1, is there a disconnect switch somewhere? or a switch in the hallway you arent sure what it does. someone might have flipped it
2. are you sure a breaker hasnt tripped
3. there is usually a little toggle switch on the fan box to turn on the fan even if its below the thermostat temperature
4. most newer fans shut off if the temp exceeds 135 degrees in the attic to prevent the fan from possible increasing oxygen flow to an attic fire
5. you might have a loose connection between the box and the actual fan (there is usually a 2 foot section of armored cable between the 2 to protect the conductors. that is 4 places a connection with the hot and neutral can be loose
6. you could have a mechanical issue that is causing the motor to work too hard and burn out
 
#27 ·
@pgeeman, in the end, I ended up having someone replace the entire attic fan. My brother recommended a guy he use to work with. Last year my house got hit pretty hard by hurricane Irene and I ended up having my roof replaced. I currently don’t have an attic fan because the roofer convinced me I didn’t need it. Supposedly it’s not needed because the new roof is vented. I figure, if need be, I could just install a gable fan. I have three gable vents on my house. I recommend you have a professional or a handyman replace the entire fan.
 
#29 ·
fan replacement

Thanks for your quick answer. I appreciate your help and decided last night to have the entire unit replaced (you backed up my decision) - I'll go to Home Depot and have them install it and then have a warranty against any problems if they should occur again.
 
#30 ·
Thanks for your quick answer. I appreciate your help and decided last night to have the entire unit replaced (you backed up my decision) - I'll go to Home Depot and have them install it and then have a warranty against any problems if they should occur again.
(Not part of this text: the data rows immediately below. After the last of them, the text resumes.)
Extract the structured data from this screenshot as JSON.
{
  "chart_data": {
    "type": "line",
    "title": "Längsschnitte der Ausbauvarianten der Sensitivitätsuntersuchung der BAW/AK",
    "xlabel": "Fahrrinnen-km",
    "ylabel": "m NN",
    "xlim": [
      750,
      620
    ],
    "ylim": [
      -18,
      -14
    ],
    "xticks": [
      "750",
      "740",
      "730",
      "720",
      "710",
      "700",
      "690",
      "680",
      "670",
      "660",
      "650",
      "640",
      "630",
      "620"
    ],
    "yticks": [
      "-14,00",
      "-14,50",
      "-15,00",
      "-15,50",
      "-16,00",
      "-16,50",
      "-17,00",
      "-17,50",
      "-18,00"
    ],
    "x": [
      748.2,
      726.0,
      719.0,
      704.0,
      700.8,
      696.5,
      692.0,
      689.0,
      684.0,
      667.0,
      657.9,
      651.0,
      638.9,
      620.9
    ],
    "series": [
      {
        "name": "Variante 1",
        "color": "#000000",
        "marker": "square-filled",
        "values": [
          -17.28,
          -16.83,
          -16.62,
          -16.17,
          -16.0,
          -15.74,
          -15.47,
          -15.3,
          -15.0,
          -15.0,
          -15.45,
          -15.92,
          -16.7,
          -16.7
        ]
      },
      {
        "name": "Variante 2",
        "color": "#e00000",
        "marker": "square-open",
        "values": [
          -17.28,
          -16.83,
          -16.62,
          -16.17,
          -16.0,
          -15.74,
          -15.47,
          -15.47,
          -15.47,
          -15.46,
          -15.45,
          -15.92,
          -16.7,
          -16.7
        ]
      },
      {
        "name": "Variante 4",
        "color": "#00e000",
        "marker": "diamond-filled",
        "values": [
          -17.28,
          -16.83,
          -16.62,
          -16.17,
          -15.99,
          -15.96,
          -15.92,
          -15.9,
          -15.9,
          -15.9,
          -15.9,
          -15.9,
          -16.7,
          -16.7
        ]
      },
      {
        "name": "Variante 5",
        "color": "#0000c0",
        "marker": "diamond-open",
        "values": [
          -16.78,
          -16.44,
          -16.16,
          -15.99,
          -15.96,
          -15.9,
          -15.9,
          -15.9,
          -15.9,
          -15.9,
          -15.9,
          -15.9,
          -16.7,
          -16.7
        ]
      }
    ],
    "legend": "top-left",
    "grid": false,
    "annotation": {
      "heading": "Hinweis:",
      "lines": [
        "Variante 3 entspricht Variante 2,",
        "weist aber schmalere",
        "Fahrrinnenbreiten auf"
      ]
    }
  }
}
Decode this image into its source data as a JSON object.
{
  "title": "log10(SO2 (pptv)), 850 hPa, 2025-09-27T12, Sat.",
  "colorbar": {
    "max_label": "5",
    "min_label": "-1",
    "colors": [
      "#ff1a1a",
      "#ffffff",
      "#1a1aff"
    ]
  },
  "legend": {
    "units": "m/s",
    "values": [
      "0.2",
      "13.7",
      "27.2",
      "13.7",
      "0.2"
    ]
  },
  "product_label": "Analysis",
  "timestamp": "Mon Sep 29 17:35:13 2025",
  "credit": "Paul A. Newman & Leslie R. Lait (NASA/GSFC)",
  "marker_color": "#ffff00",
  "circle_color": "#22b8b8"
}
I haven't seen anything installed by Home Depot that has lasted or that was installed correctly. Call a roofing contractor.
 
#32 ·
Yes they do. The problem is that when a contractor becomes a authorized installer for HD they usually have a set price they will will be paid...and it isn't that much. Thus resulting in the hired contractors cutting any and all corners (such as cheap labor and cheap materials) to make the largest profit.